Tan pronto como Jessica lo tocó, sus ojos se abrieron. Comenzó a discernir el encuentro anterior de Laura y Grey. Jessica se quedó atónita. La atención de Jessica se desvió hacia el reluciente relicario, que era visible en sus ojos a pesar de estar oculto detrás del top de Laura. Inmediatamente, Laura se dirigió al mostrador al conocer los pensamientos de Jessica.

—Jes...— Xavier le dio una palmadita en el hombro a Jessica cuando notó que todavía estaba abrazando a Grey.

—Lo siento... Yo...— Jessica soltó inmediatamente a Grey. Grey asintió y volvió su mirada a Laura, que ya estaba en el mostrador. Cuando Grey fijó su mirada en Laura, Jessica notó que el relicario brillaba intensamente.

—Bueno... Jes... Nos vamos...— declaró Xavier al recibir una llamada de su asistente.

—Vuelvan a menudo... y no olvides traer a tu amigo...— Jessica señaló a Grey. Xavier la abrazó y salió. Grey siguió a Xavier a regañadientes.

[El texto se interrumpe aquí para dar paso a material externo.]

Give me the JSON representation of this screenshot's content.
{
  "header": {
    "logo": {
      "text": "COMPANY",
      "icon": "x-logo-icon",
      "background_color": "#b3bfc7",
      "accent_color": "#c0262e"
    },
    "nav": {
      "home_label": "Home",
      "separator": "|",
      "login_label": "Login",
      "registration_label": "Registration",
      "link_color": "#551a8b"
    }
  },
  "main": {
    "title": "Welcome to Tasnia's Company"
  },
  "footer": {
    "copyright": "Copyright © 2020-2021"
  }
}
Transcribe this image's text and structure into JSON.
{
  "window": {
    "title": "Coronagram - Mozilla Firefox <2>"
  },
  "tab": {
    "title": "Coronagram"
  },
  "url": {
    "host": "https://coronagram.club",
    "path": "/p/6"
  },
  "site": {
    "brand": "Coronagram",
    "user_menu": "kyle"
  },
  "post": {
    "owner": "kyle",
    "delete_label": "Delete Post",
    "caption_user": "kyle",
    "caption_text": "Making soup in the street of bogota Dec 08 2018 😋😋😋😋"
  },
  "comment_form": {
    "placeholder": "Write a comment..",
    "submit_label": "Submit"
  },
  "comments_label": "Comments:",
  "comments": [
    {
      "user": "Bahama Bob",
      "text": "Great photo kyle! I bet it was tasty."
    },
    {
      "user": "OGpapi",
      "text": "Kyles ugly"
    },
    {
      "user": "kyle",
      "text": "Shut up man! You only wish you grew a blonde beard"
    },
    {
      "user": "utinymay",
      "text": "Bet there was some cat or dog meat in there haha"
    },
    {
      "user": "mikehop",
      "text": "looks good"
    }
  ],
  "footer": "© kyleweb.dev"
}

Cuando ambos salieron de la cafetería, Jessica entró en su cabina. Después de unos segundos, llamó a Laura a su cabina.

—¿Qué pasa?— inquirió Laura al entrar. Jessica se acercó a Laura. Luego levantó la cadena del cuello de Laura. La arrugó y cerró los ojos. El rostro de Jessica se suavizó después de un segundo.

—¡Felicidades!— dijo Jessica mientras abrazaba a Laura.

—¿Por qué?— El comportamiento de Jessica dejó a Laura asombrada.

—Por encontrar a tu alma gemela...— declaró Jessica.

—¡¿Qué?!— Laura soltó un grito agudo.